L'histoire:
Une fanfare de la police égyptienne, oubliée lors de son arrivée sur le sol israélien, échoue dans une petite bourgade désenchantée.
La critique de Noriegras:
Le cinéma israélien d'aujourd'hui qui prétend à s'exporter est dans son genre plutôt bon. On ne sait trop pourquoi, celui-ci semble vouloir se cantonner exclusivement à de jolies comédies douces-amères un brin utopiques. Celles-ci sont la plupart du temps inspirées et ne sont jamais avares en échappées poétiques. Elles savent aussi se faire drôle quand il le faut et devenir plus grave l'instant d'après. Et globalement, leur thème central traite toujours de la rencontre avec l'autre - étranger - et de la dimension révélatrice qu'elle comporte en elle. On peut ainsi citer de tête quelques petites perles comme "Va, vis et deviens", "Les Méduses", "La fiancée syrienne" (mon préféré) auxquelles ont peut même ajouter "Intervention divine" du Palestinien Elia Suleiman.

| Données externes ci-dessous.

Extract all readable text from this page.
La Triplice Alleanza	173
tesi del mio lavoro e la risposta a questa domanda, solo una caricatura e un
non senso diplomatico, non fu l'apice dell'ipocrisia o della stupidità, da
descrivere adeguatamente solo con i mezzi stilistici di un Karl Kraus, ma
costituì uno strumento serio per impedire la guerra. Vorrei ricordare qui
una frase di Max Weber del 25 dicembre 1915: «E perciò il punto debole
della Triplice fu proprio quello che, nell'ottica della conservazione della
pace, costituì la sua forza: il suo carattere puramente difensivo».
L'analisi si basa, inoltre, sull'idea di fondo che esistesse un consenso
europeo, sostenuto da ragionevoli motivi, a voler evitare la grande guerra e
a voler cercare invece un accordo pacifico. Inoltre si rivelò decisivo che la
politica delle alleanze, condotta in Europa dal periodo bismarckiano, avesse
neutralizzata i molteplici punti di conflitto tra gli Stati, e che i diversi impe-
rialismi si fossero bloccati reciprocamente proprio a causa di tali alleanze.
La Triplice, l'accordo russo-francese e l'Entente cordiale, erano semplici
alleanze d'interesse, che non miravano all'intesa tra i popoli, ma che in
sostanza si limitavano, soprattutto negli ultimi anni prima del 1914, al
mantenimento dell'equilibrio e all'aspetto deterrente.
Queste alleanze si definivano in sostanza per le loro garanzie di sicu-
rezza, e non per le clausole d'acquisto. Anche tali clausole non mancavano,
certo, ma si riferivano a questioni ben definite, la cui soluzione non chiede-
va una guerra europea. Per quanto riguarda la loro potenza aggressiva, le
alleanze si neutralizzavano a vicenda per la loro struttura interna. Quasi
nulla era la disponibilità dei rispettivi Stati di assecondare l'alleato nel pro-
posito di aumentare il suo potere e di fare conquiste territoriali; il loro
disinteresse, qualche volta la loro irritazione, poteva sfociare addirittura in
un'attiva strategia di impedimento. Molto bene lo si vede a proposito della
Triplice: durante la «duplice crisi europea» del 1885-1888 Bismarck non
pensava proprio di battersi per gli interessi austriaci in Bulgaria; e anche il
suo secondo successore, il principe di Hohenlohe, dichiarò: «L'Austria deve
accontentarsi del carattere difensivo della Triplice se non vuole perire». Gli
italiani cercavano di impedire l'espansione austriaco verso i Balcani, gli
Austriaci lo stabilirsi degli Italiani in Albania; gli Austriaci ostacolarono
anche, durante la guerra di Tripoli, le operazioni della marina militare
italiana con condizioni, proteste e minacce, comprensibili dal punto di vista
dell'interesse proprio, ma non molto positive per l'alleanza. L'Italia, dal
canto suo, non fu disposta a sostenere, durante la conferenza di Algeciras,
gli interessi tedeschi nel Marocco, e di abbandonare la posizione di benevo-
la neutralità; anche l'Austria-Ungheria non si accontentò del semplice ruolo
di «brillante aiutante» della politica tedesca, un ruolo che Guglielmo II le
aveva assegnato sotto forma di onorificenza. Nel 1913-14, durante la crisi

Pour son premier film, le réalisateur Eran Kolirin s'applique à reprendre les recettes de ses prédécesseurs. Pari largement réussi puisque "La Visite de la fanfare" s'inscrit dans la même lignée de bonne facture. Pour autant, le film n'est pas vraiment ce qu'il prétend être en refusant de jouer sur un antagonisme trop attendu entre ici, des Égyptiens paumés et là, des Israéliens passablement largués. Pour Eran Kolirin, il n'est finalement guère question d'évoquer le passé douloureux ni même de trop jouer du burlesque de sa situation de départ mais bien de sonder l'âme de ses personnages. Faisant fi des tabous, le film peut alors évoquer des sujets tels que la solitude, l'amour ou même le sexe, un peu comme s'il n'y avait plus ce choc de civilisations sous-tendu par la rencontre initiale du film.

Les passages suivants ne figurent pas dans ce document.